The fortress is evidence of the Dutch colonial presence in Indonesia’s past.

It had become a polemical issue as to whether the municipality would assume control of the compound or whether land users would be granted extended use before the Defense Ministry, as the owner of the site, issued their approval on the proposed restoration work submitted by the municipality.

Head of the Central Java Prehistoric Legacy Conservation Center’s (BP3) preservation and usage section, Gutomo, said that restoration work would start this year, beginning with repairs to the western part of the fortress.

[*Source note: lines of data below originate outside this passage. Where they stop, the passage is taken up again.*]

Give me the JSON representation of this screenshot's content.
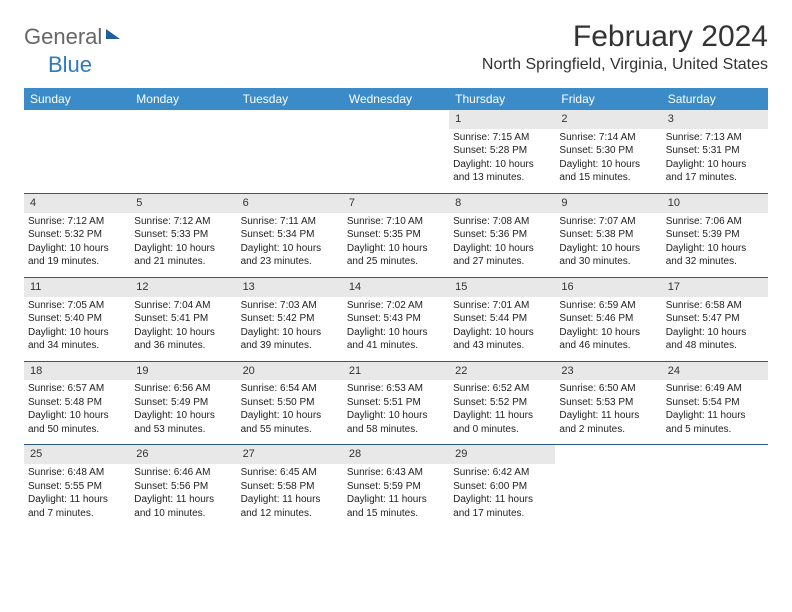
{
  "brand": {
    "part1": "General",
    "part2": "Blue"
  },
  "title": "February 2024",
  "location": "North Springfield, Virginia, United States",
  "colors": {
    "header_bg": "#3b8bc9",
    "header_text": "#ffffff",
    "daynum_bg": "#e8e8e8",
    "week_border": "#2a5a8a",
    "text": "#222222",
    "brand_gray": "#666666",
    "brand_blue": "#2b7bbf"
  },
  "daynames": [
    "Sunday",
    "Monday",
    "Tuesday",
    "Wednesday",
    "Thursday",
    "Friday",
    "Saturday"
  ],
  "weeks": [
    [
      null,
      null,
      null,
      null,
      {
        "n": "1",
        "sr": "7:15 AM",
        "ss": "5:28 PM",
        "dl": "10 hours and 13 minutes."
      },
      {
        "n": "2",
        "sr": "7:14 AM",
        "ss": "5:30 PM",
        "dl": "10 hours and 15 minutes."
      },
      {
        "n": "3",
        "sr": "7:13 AM",
        "ss": "5:31 PM",
        "dl": "10 hours and 17 minutes."
      }
    ],
    [
      {
        "n": "4",
        "sr": "7:12 AM",
        "ss": "5:32 PM",
        "dl": "10 hours and 19 minutes."
      },
      {
        "n": "5",
        "sr": "7:12 AM",
        "ss": "5:33 PM",
        "dl": "10 hours and 21 minutes."
      },
      {
        "n": "6",
        "sr": "7:11 AM",
        "ss": "5:34 PM",
        "dl": "10 hours and 23 minutes."
      },
      {
        "n": "7",
        "sr": "7:10 AM",
        "ss": "5:35 PM",
        "dl": "10 hours and 25 minutes."
      },
      {
        "n": "8",
        "sr": "7:08 AM",
        "ss": "5:36 PM",
        "dl": "10 hours and 27 minutes."
      },
      {
        "n": "9",
        "sr": "7:07 AM",
        "ss": "5:38 PM",
        "dl": "10 hours and 30 minutes."
      },
      {
        "n": "10",
        "sr": "7:06 AM",
        "ss": "5:39 PM",
        "dl": "10 hours and 32 minutes."
      }
    ],
    [
      {
        "n": "11",
        "sr": "7:05 AM",
        "ss": "5:40 PM",
        "dl": "10 hours and 34 minutes."
      },
      {
        "n": "12",
        "sr": "7:04 AM",
        "ss": "5:41 PM",
        "dl": "10 hours and 36 minutes."
      },
      {
        "n": "13",
        "sr": "7:03 AM",
        "ss": "5:42 PM",
        "dl": "10 hours and 39 minutes."
      },
      {
        "n": "14",
        "sr": "7:02 AM",
        "ss": "5:43 PM",
        "dl": "10 hours and 41 minutes."
      },
      {
        "n": "15",
        "sr": "7:01 AM",
        "ss": "5:44 PM",
        "dl": "10 hours and 43 minutes."
      },
      {
        "n": "16",
        "sr": "6:59 AM",
        "ss": "5:46 PM",
        "dl": "10 hours and 46 minutes."
      },
      {
        "n": "17",
        "sr": "6:58 AM",
        "ss": "5:47 PM",
        "dl": "10 hours and 48 minutes."
      }
    ],
    [
      {
        "n": "18",
        "sr": "6:57 AM",
        "ss": "5:48 PM",
        "dl": "10 hours and 50 minutes."
      },
      {
        "n": "19",
        "sr": "6:56 AM",
        "ss": "5:49 PM",
        "dl": "10 hours and 53 minutes."
      },
      {
        "n": "20",
        "sr": "6:54 AM",
        "ss": "5:50 PM",
        "dl": "10 hours and 55 minutes."
      },
      {
        "n": "21",
        "sr": "6:53 AM",
        "ss": "5:51 PM",
        "dl": "10 hours and 58 minutes."
      },
      {
        "n": "22",
        "sr": "6:52 AM",
        "ss": "5:52 PM",
        "dl": "11 hours and 0 minutes."
      },
      {
        "n": "23",
        "sr": "6:50 AM",
        "ss": "5:53 PM",
        "dl": "11 hours and 2 minutes."
      },
      {
        "n": "24",
        "sr": "6:49 AM",
        "ss": "5:54 PM",
        "dl": "11 hours and 5 minutes."
      }
    ],
    [
      {
        "n": "25",
        "sr": "6:48 AM",
        "ss": "5:55 PM",
        "dl": "11 hours and 7 minutes."
      },
      {
        "n": "26",
        "sr": "6:46 AM",
        "ss": "5:56 PM",
        "dl": "11 hours and 10 minutes."
      },
      {
        "n": "27",
        "sr": "6:45 AM",
        "ss": "5:58 PM",
        "dl": "11 hours and 12 minutes."
      },
      {
        "n": "28",
        "sr": "6:43 AM",
        "ss": "5:59 PM",
        "dl": "11 hours and 15 minutes."
      },
      {
        "n": "29",
        "sr": "6:42 AM",
        "ss": "6:00 PM",
        "dl": "11 hours and 17 minutes."
      },
      null,
      null
    ]
  ],
  "labels": {
    "sunrise": "Sunrise:",
    "sunset": "Sunset:",
    "daylight": "Daylight:"
  }
}
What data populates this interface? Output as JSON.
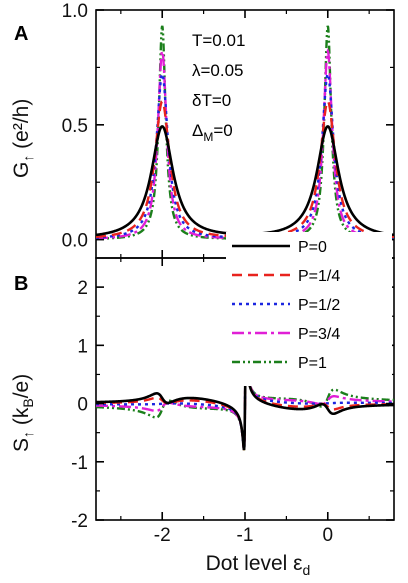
{
  "chart_data": [
    {
      "type": "line",
      "panel_label": "A",
      "ylabel": "G",
      "ylabel_sub": "↑",
      "ylabel_unit": "(e²/h)",
      "ylim": [
        -0.08,
        1.0
      ],
      "xlim": [
        -2.8,
        0.8
      ],
      "yticks": [
        "0.0",
        "0.5",
        "1.0"
      ],
      "annotations": [
        "T=0.01",
        "λ=0.05",
        "δT=0",
        "Δ",
        "M",
        "=0"
      ],
      "series": [
        {
          "name": "P=0",
          "color": "#000000",
          "dash": "solid",
          "peak": 0.49,
          "width": 0.16,
          "x": [
            -2.8,
            -2.4,
            -2.2,
            -2.1,
            -2.0,
            -1.9,
            -1.8,
            -1.6,
            -1.0,
            -0.4,
            -0.2,
            -0.1,
            0.0,
            0.1,
            0.2,
            0.4,
            0.8
          ],
          "y": [
            0.12,
            0.07,
            0.15,
            0.33,
            0.49,
            0.33,
            0.15,
            0.06,
            0.01,
            0.06,
            0.15,
            0.33,
            0.49,
            0.33,
            0.15,
            0.07,
            0.03
          ]
        },
        {
          "name": "P=1/4",
          "color": "#e8231e",
          "dash": "10,6",
          "peak": 0.6,
          "width": 0.11,
          "x": [
            -2.8,
            -2.2,
            -2.1,
            -2.0,
            -1.9,
            -1.8,
            -1.0,
            -0.2,
            -0.1,
            0.0,
            0.1,
            0.2,
            0.8
          ],
          "y": [
            0.08,
            0.12,
            0.29,
            0.6,
            0.29,
            0.12,
            0.01,
            0.12,
            0.29,
            0.6,
            0.29,
            0.12,
            0.02
          ]
        },
        {
          "name": "P=1/2",
          "color": "#1b26e0",
          "dash": "3,4",
          "peak": 0.72,
          "width": 0.085,
          "x": [
            -2.8,
            -2.2,
            -2.1,
            -2.0,
            -1.9,
            -1.8,
            -1.0,
            -0.2,
            -0.1,
            0.0,
            0.1,
            0.2,
            0.8
          ],
          "y": [
            0.05,
            0.07,
            0.3,
            0.72,
            0.3,
            0.07,
            0.0,
            0.07,
            0.3,
            0.72,
            0.3,
            0.07,
            0.01
          ]
        },
        {
          "name": "P=3/4",
          "color": "#e01fd6",
          "dash": "12,4,3,4",
          "peak": 0.82,
          "width": 0.065,
          "x": [
            -2.8,
            -2.2,
            -2.1,
            -2.0,
            -1.9,
            -1.8,
            -1.0,
            -0.2,
            -0.1,
            0.0,
            0.1,
            0.2,
            0.8
          ],
          "y": [
            0.03,
            0.06,
            0.25,
            0.82,
            0.25,
            0.06,
            0.0,
            0.06,
            0.25,
            0.82,
            0.25,
            0.06,
            0.01
          ]
        },
        {
          "name": "P=1",
          "color": "#1b7f1b",
          "dash": "8,3,2,3,2,3",
          "peak": 0.93,
          "width": 0.05,
          "x": [
            -2.8,
            -2.2,
            -2.1,
            -2.0,
            -1.9,
            -1.8,
            -1.0,
            -0.2,
            -0.1,
            0.0,
            0.1,
            0.2,
            0.8
          ],
          "y": [
            0.02,
            0.05,
            0.19,
            0.93,
            0.19,
            0.05,
            0.0,
            0.05,
            0.19,
            0.93,
            0.19,
            0.05,
            0.0
          ]
        }
      ]
    },
    {
      "type": "line",
      "panel_label": "B",
      "ylabel": "S",
      "ylabel_sub": "↑",
      "ylabel_unit": "(k",
      "ylabel_unit_sub": "B",
      "ylabel_unit_end": "/e)",
      "xlabel": "Dot level ε",
      "xlabel_sub": "d",
      "ylim": [
        -2.0,
        2.5
      ],
      "xlim": [
        -2.8,
        0.8
      ],
      "yticks": [
        "-2",
        "-1",
        "0",
        "1",
        "2"
      ],
      "xticks": [
        "-2",
        "-1",
        "0"
      ],
      "series": [
        {
          "name": "P=0",
          "color": "#000000",
          "dash": "solid",
          "amp": 0.25,
          "edge": 0.34,
          "spike": 1.6,
          "x": [
            -2.8,
            -2.2,
            -2.05,
            -1.95,
            -1.8,
            -1.2,
            -1.02,
            -0.98,
            -0.8,
            -0.2,
            -0.05,
            0.05,
            0.2,
            0.8
          ],
          "y": [
            -0.08,
            -0.26,
            -0.38,
            0.38,
            0.26,
            0.1,
            -1.6,
            1.6,
            -0.1,
            -0.26,
            -0.38,
            0.38,
            0.26,
            0.08
          ]
        },
        {
          "name": "P=1/4",
          "color": "#e8231e",
          "dash": "10,6",
          "amp": 0.15,
          "edge": 0.22,
          "spike": 1.6,
          "x": [
            -2.8,
            -2.1,
            -1.9,
            -1.0,
            0.0,
            0.8
          ],
          "y": [
            -0.05,
            -0.25,
            0.25,
            0.0,
            0.0,
            0.05
          ]
        },
        {
          "name": "P=1/2",
          "color": "#1b26e0",
          "dash": "3,4",
          "amp": 0.0,
          "edge": 0.05,
          "spike": 1.6,
          "x": [
            -2.8,
            -2.0,
            -1.0,
            0.0,
            0.8
          ],
          "y": [
            0.0,
            0.0,
            0.0,
            0.0,
            0.0
          ]
        },
        {
          "name": "P=3/4",
          "color": "#e01fd6",
          "dash": "12,4,3,4",
          "amp": -0.17,
          "edge": -0.1,
          "spike": 1.6,
          "x": [
            -2.8,
            -2.1,
            -1.9,
            -1.0,
            0.0,
            0.8
          ],
          "y": [
            0.05,
            0.25,
            -0.25,
            0.0,
            0.0,
            -0.05
          ]
        },
        {
          "name": "P=1",
          "color": "#1b7f1b",
          "dash": "8,3,2,3,2,3",
          "amp": -0.35,
          "edge": -0.2,
          "spike": 1.6,
          "x": [
            -2.8,
            -2.1,
            -1.9,
            -1.0,
            0.0,
            0.8
          ],
          "y": [
            0.12,
            0.45,
            -0.45,
            0.0,
            0.0,
            -0.12
          ]
        }
      ]
    }
  ]
}
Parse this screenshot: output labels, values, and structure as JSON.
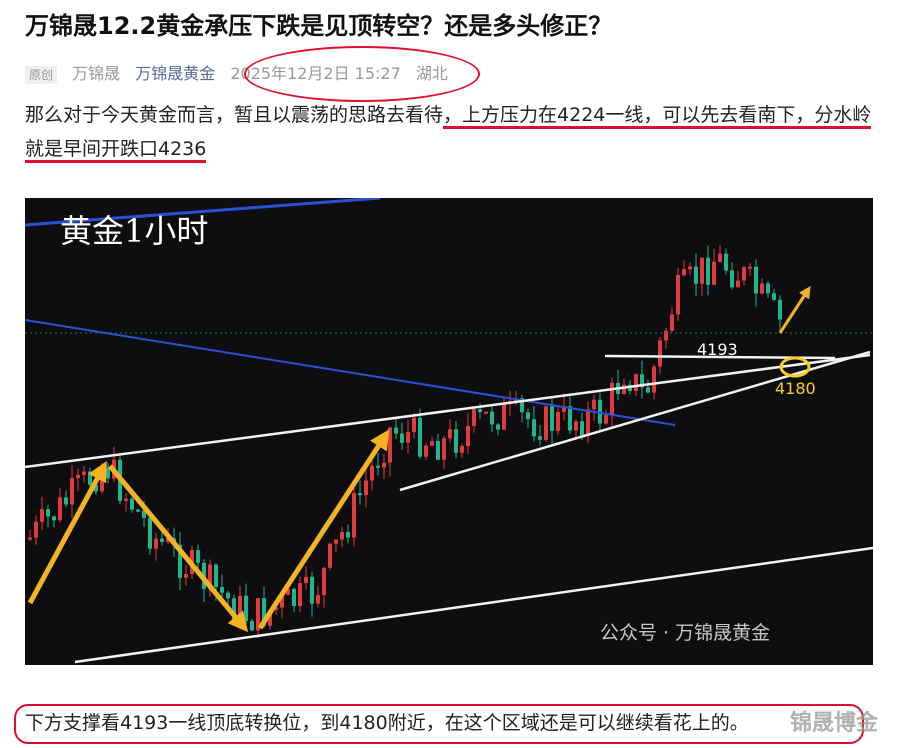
{
  "article": {
    "title": "万锦晟12.2黄金承压下跌是见顶转空？还是多头修正？",
    "meta": {
      "badge": "原创",
      "author": "万锦晟",
      "account": "万锦晟黄金",
      "datetime": "2025年12月2日 15:27",
      "location": "湖北"
    },
    "paragraph_1": {
      "plain": "那么对于今天黄金而言，暂且以震荡的思路去看待",
      "underlined": "，上方压力在4224一线，可以先去看南下，分水岭就是早间开跌口4236"
    },
    "image": {
      "title": "黄金1小时",
      "label_upper": "4193",
      "label_lower": "4180",
      "watermark": "公众号 · 万锦晟黄金"
    },
    "paragraph_2": "下方支撑看4193一线顶底转换位，到4180附近，在这个区域还是可以继续看花上的。",
    "corner_watermark": "锦晟博金"
  }
}
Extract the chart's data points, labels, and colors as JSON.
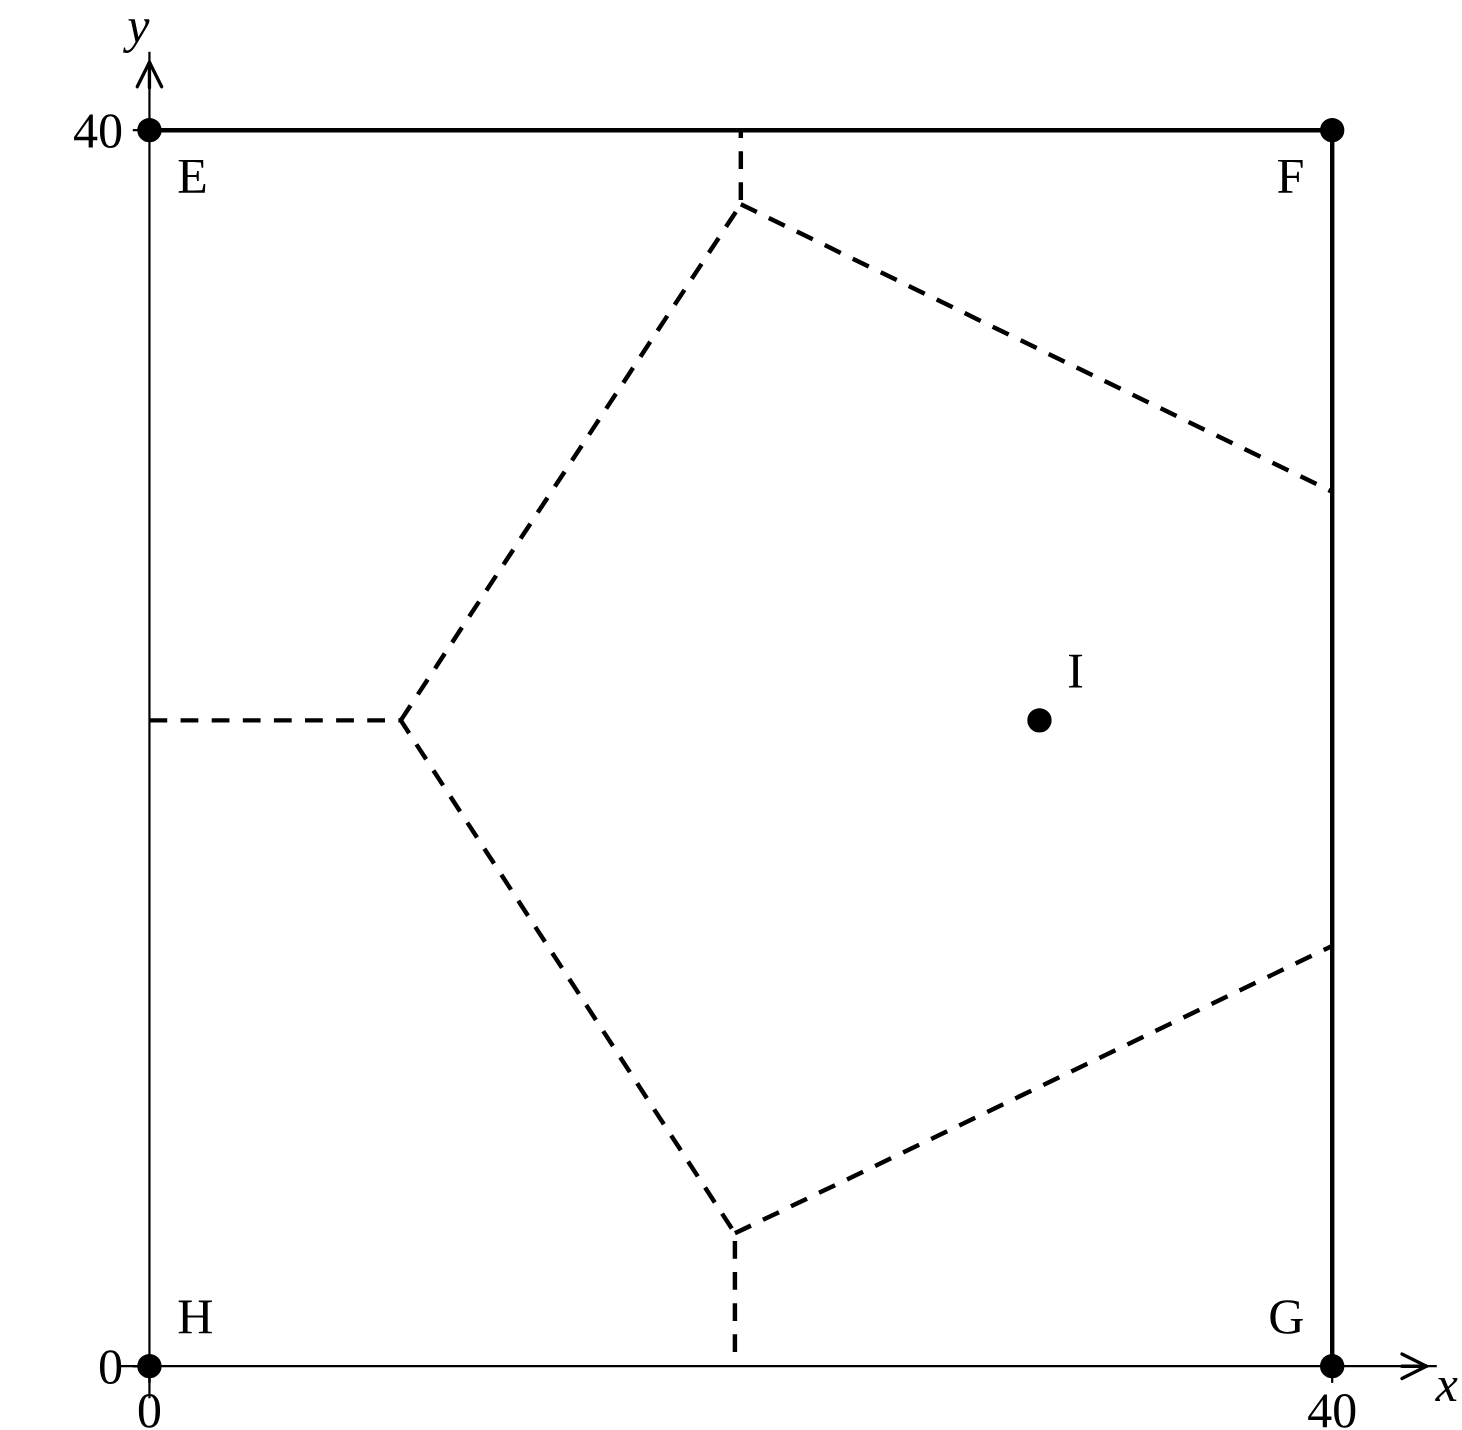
{
  "chart_data": {
    "type": "scatter",
    "xlabel": "x",
    "ylabel": "y",
    "xlim": [
      -1,
      43.5
    ],
    "ylim": [
      -1,
      42.5
    ],
    "xticks": [
      0,
      40
    ],
    "yticks": [
      0,
      40
    ],
    "grid": false,
    "series": [
      {
        "marker": "circle",
        "color": "#000000",
        "x": [
          0,
          40,
          40,
          0,
          30.1
        ],
        "values": [
          40,
          40,
          0,
          0,
          20.9
        ]
      },
      {
        "type": "line",
        "color": "#000000",
        "line_style": "solid",
        "x": [
          0,
          40,
          40
        ],
        "values": [
          40,
          40,
          0
        ]
      },
      {
        "type": "line",
        "color": "#000000",
        "line_style": "dashed",
        "x": [
          0,
          8.5,
          19.8,
          19.8
        ],
        "values": [
          20.9,
          20.9,
          4.3,
          0
        ]
      },
      {
        "type": "line",
        "color": "#000000",
        "line_style": "dashed",
        "x": [
          8.5,
          20,
          20
        ],
        "values": [
          20.9,
          37.6,
          40
        ]
      },
      {
        "type": "line",
        "color": "#000000",
        "line_style": "dashed",
        "x": [
          20,
          40
        ],
        "values": [
          37.6,
          28.3
        ]
      },
      {
        "type": "line",
        "color": "#000000",
        "line_style": "dashed",
        "x": [
          19.8,
          40
        ],
        "values": [
          4.3,
          13.6
        ]
      }
    ],
    "annotations": [
      {
        "text": "E",
        "x": 0,
        "y": 40
      },
      {
        "text": "F",
        "x": 40,
        "y": 40
      },
      {
        "text": "G",
        "x": 40,
        "y": 0
      },
      {
        "text": "H",
        "x": 0,
        "y": 0
      },
      {
        "text": "I",
        "x": 30.1,
        "y": 20.9
      }
    ]
  }
}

“We will start with the gate, which has an office-like building over the top of it,” Gutomo told The Jakarta Post on Friday.

Vastenburg Fortress was built in 1745 by Baron Van Imhoff. It fell into Japanese hands in 1942 before the Army Strategic Reserve Command (Kostrad), which acted as the RI Defense and Security Agency until 1986, took over in the wake of Japan’s defeat in World War II. A number of private companies currently operate inside the 56,866 square-meter fortress.

Among them are PT Benteng Gapuratama (46,265 m2), PT Benteng Perkasa Utama (9,295 m2) and PT Bank Danamon Indonesia (3,545 m2). The rest of the internal area accommodates individual holders.

BP3 Central Java will carry out the restoration work, according to Gutomo, with funds apportioned from the state budget channeled through the Education and Culture Ministry.

“It will be carried out in stages as we have a limited budget this year,” said Gutomo, adding that this year’s budget for the restoration was less than Rp 1 billion.

The fortress’ restoration is a top priority in the municipality’s preservation campaign, along with the excavation of fences at the three temples of Plaosan, which require pursuing a land-acquisition process.

Separately, Surakarta Mayor Joko Widodo said that his administration had put forward a proposal for the restoration of the Vastenburg Fortress last year and received Defense Ministry approval at the end of February this year.

“This is our way of preserving the fortress. That way, we will be able to turn it into a well-managed heritage site,” he said.

He also said that the restoration work would not create clashes with the holders of the HGB (land permit), arguing that work would focus primarily on the fortress building itself and the moat around it rather than on the land.

The municipal administration has been urged by local heritage supporters to take over the property from the private sector, arguing that the current holders of the land use permit had abandoned the site.

“If they do not take care of the building properly then the state has the right to assume the HGB,” chairman of the Nusantara Cultural Heritage Caring Community (KPCBN), Agus Anwari, said.

Responding to their demand, head of the municipal administration’s legal division, Kinkin Sultanul Hakim, said that the administration preferred to be cautious in its approach as it did not yet have a strong legal basis to pursure such a course of action.

Kinkin said the administration was waiting for the approval of a municipal bylaw on spatial planning, which among other things would regulate the status of the fortress as a cultural preserve.

“If the bylaw recognizes it as a cultural preserve and the HGB holders are proved to have abandoned the property, then the municipal administration can take over the HGB from them,” Kinkin said.